Quinta-feira, 5 de Novembro de 2009
A falácia de Platão sobre o Belo

Tenho para mim que Platão nos enganou com a sua dialéctica do Belo, magistralmente exposta no «Banquete». Que nos propõe o grande mestre da Antiguidade?  Amar um só corpo belo, depois, conceptualizar a beleza física, amando vários corpos belos, passar ao amor da beleza das almas em corpos pouco belos, ver a beleza das leis e costumes, ascender à beleza das ciências, da filosofia e, por último, ao Belo em si.

 

«Es necesario, dijo ella, que aquél que se orienta en esa dirección comience muy joven, del lado de la belleza de los cuerpos, y primeramente, si es bien dirigido, que su amor se ligue a un único cuerpo y conciba así bellas razones; de seguida, que comprenda que la belleza de un cuerpo y la de cualquier otro son hermanas; y, si la busca debe de ser de la forma bella, como sería enteramente loco él que creyera que en todos los cuerpos la belleza nos es una y la misma: cuando se haya impregnado de esta verdad, se constituirá el amante de todos los cuerpos bellos y abandonará el violento ardor por un solo, ahora desdeñado y para él sin valor. Comenzará entonces a considerar la belleza de las almas superior a la de los cuerpos, a tal punto que, si descubre un alma recta con muy poco de belleza carnal, se contentará con eso; (…) llegado a este punto, ya no podrá evitar ver la belleza en las costumbres y en las leyes y en considerarlas en su coherencia propia, plena y original: pensará que la belleza de los cuerpos no vale mucho.»

«De las costumbres, pasará a las ciencias, para mantener su belleza por debajo de sus ojos; viéndola ya numerosa y no asociada a un único objeto(…) Se dejará sumergir por el inmenso océano de la belleza, contemplará todas las razones en su espléndida abundancia y concebirá generosamente las ideas magníficas de la filosofía; (…) después de haber tenido en la diana de sus ojos las cosas bellas en su orden, llegando al término de su búsqueda del amor, ese contemplará, súbito, una belleza originalmiente maravillosa: la misma, Sócrates, por la que los hombres han penado hasta el presente y que, en primer lugar, no naciendo ni muriendo, es eterna, no sufre crecimiento ni disminución; que, además, no es bella desde un punto de vista, fea desde otro, ni bella según las ocasiones, ni bella en un aspecto ni fea en otro, ni bella ni fea según el lugar y según aquellos que la ven.
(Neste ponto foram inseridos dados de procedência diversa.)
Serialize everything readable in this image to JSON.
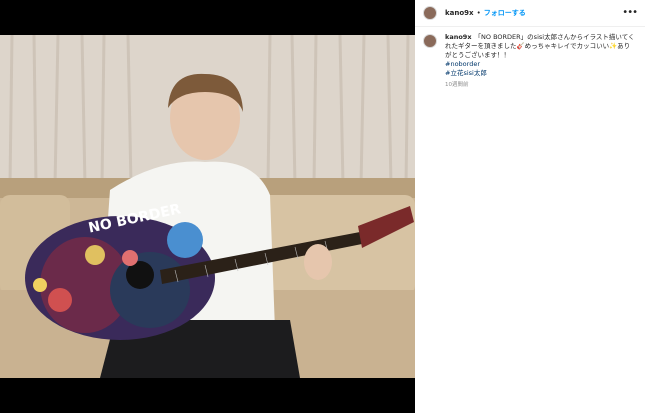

No imaginará esa belleza con un rostro, manos ni nada de lo que participa en la naturaleza corporal; también no es una razón, una ciencia, ni nada que resida en lo que no sea ella misma - por ejemplo, en un ser vivo, en una tierra, en un cielo…- mas existe en sí misma y por sí misma, y cualquier otra belleza del universo participa de su ser.…» (Platón, El banquete, VIII, 9)

 

A falácia platónica sobre o belo reside na redução das diversas noções de belo físico, belo psíquico, belo jurídico-político, belo científico, belo filosófico, a uma só, a do Belo em si. Ora, o belo físico de um corpo suscita Eros e não é o mesmo que o belo das almas, das leis e das ciências. Uma jovem de 18 anos de idade é, em princípio, fisicamente mais bela que uma mulher de 65 anos, ainda que esta possa ser moralmente mais bela.

 

Não creio, pois, que os dois tipos de belo, o físico e o espiritual, correspondam ao mesmo arquétipo de belo. O Belo físico feminino tem de ser um arquétipo com olhos, mãos, seios, ancas, pernas - uma forma perfeitíssima.

 

Digam o que disserem, que «a mulher se torna mais bela com o passar da idade», ninguém me tira da cabeça que a idade de ouro da beleza da mulher é dos 18 aos 25 anos. O arquétipo de mulher bela, subsistente no Inteligível, deve ter essa idade - uma idade imóvel, que não passa. Sempre amarei as mulheres de 18 a 25 anos, pelo menos no cinematógrafo da minha imaginação. Amo nelas o arquétipo.

www.filosofar.blogs.sapo.pt

f.limpo.queiroz@sapo.pt


 

© (Direitos de autor para Francisco Limpo de Faria Queiroz)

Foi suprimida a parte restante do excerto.